Let $u,v \in \mathbb C, u\ne\pm v, |u| = |v| = 1$. Show $$ \frac {uv}{(u+v)^2} \in \mathbb R, \quad \frac {u+v}{u-v}i \in \mathbb R.$$ Source: Art of Problem Solving.
My proof is below. I request verification and critique on both the proofs and exposition as well as other approaches.
Proof 1: Since $u\bar u = 1 = v \bar v$, then $$uv(\bar u + \bar v)^2 = u \bar v + v \bar u + 2 = \bar u \bar v (u + v)^2$$ then $$\frac {uv} {(u + v)^2} = \overline{\frac{uv}{(u+v)^2}}$$ and is real. Likewise, since $$(u+v)(\bar u - \bar v) = v \bar u - u \bar v = -(u-v)(\bar u + \bar v)$$ then $$\frac {u+v}{u-v} = -\overline{\frac{u+v}{u-v}}$$ and is pure imaginary.
Proof 2: Let $w = u+v$. Quadrilateral $O,U,V,W$ is a parallelogram with $OU \cong OV$ and therefore a rhombus. Therefore, its diagonal $OW$ bisects $\angle UOV$. Then $$\arg(u+ v)= \arg w = \frac 1 2 (\arg u + \arg v) = \frac 1 2 \arg(uv)$$ and $$\arg (u+v)^2 = \arg(uv).$$ Consequently, their ratio $\frac {uv}{(u+v)^2}$ is real.
Likewise, $u+v$ and $u-v$ are diagonals of this rhombus and consequently mutually perpendicular. Their ratio is therefore pure imaginary, completing the proof.

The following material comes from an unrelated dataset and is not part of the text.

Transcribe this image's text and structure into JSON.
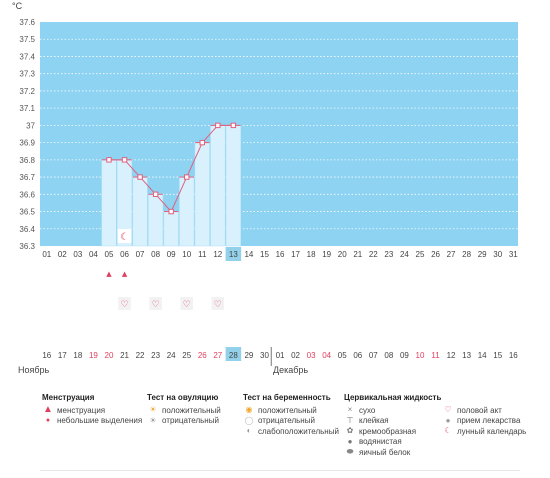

Draw on argand plane. $u$ and $v$ lies on the unit circle centered on the origin. $u-v$ is parallel to the secant line passing through $u$ and $v$. $u+v$ is parallel to line passing through the origin and the midpoint of $uv$. Consequently, $u+v\perp u-v$ or
$$ \frac{u-v}{u+v}\in \mathbb{I} $$
For the second part,
$$ \frac{uv}{(u+v)^{2}} = \frac{1}{4}\left( 1 + \left( \frac{u-v}{u+v} \right)^{2} \right) $$
Square of pure imaginary number is real, proven.